Friday’s US Non-Farm Payrolls report published by the Bureau of Labor Statistics (BLS) was mixed, providing something for bulls and bears alike. The headline number was better than expected but the unemployment rate rose from the earlier month. Data was far from perfect, but it certainly was reassuring for bulls on the US economy.

The BLS report showed US economy added 222,000 non-farm jobs in June beating consensus for 178,000. The May figure has been revised up from 138,000 to 152,000. Revisions to the previous two months’ of payrolls added 47k positions. The improvement was widespread with gains seen in the private sector employment and government payrolls. Private payrolls rose 187k, while government hiring rose 35k.

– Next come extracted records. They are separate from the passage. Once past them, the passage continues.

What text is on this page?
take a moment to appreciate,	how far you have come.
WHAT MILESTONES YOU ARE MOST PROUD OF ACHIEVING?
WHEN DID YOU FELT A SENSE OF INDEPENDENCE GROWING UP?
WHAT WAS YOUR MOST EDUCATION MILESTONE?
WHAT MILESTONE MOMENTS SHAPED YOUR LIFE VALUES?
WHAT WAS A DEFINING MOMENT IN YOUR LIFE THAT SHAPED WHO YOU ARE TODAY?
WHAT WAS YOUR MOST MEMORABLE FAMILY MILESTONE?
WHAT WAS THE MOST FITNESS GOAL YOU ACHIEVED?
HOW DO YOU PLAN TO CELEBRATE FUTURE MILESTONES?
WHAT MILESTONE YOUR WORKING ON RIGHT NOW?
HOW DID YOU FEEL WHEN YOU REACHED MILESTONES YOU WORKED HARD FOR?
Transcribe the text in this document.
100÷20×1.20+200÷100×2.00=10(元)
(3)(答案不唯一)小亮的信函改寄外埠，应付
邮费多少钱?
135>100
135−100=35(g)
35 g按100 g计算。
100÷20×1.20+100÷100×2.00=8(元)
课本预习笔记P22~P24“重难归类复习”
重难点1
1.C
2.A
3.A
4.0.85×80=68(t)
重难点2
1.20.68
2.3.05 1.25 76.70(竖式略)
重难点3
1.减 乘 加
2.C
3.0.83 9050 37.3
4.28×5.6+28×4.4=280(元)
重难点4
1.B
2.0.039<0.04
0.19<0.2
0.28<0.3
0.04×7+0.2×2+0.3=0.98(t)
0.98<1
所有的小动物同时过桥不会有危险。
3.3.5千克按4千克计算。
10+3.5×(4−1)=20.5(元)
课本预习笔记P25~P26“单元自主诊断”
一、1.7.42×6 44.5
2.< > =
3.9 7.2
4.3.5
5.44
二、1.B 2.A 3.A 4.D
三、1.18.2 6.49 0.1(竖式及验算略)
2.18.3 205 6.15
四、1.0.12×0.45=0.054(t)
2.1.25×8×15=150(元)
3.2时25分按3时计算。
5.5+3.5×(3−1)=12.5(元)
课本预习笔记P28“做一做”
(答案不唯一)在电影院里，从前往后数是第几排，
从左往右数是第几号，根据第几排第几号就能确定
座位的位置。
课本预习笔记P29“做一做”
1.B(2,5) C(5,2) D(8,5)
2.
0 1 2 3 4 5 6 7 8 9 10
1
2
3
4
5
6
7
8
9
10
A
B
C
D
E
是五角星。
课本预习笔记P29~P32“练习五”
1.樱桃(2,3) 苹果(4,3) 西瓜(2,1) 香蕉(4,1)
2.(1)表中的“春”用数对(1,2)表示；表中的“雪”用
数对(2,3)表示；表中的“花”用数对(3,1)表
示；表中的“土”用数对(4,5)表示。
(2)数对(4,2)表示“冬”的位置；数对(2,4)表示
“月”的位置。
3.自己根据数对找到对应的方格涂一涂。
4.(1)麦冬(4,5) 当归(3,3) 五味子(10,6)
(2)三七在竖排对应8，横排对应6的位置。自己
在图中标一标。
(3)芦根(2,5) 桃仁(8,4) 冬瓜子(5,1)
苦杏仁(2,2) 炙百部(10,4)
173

On the flip side, the unemployment rate increased to 4.4 percent from 4.3 percent in May. The labor participation rate was up 0.1 percentage points to 62.8 percent, consistent with its average over the last 12 months. However, wages continued to disappoint, with the average hourly earnings up just 0.2 percent, improving less than expected. The US economy continues to create new jobs without accompanying wage increases, which suggests that there's no sign of a tightening labor market yet. The NFP report does little to increase the pressure on the Federal Reserve to tighten policy.

"Overall, we think the NFP numbers seem to imply that the Fed may remain on track this year but without inciting additional bullishness. However, any carryover of USD resilience from last Friday may continue to be selective, and at this juncture, may primarily continue to manifest more effectively via USD-JPY. Meanwhile, the balance of evolving global central bank rhetoric may continue to remain in play and potentially still impinge on the USD," said OCBC Bank in a report.

Federal Reserve (Fed) Chair Janet Yellen’s semi-annual testimony is due on Wednesday and Thursday, where she is expected to reiterate the possibility of another Fed rate hike before the end of the year and could eventually provide a hint regarding the Fed’s balance sheet normalisation plans. The lack of further details should keep the US dollar loose.

At 1600 GMT on Monday, USD/JPY was trading at 114.18, slightly below fresh 2-month highs of 114.30 hit earlier on the day. Upside has broken consolidation phase after break of Symmetric Triangle pattern, we see scope for test of 61.8% Fib retrace of 118.662 to 108.130 fall at 114.63. The pair finds strong support at 111.78 (100-DMA), and only break below could see reversal of trend.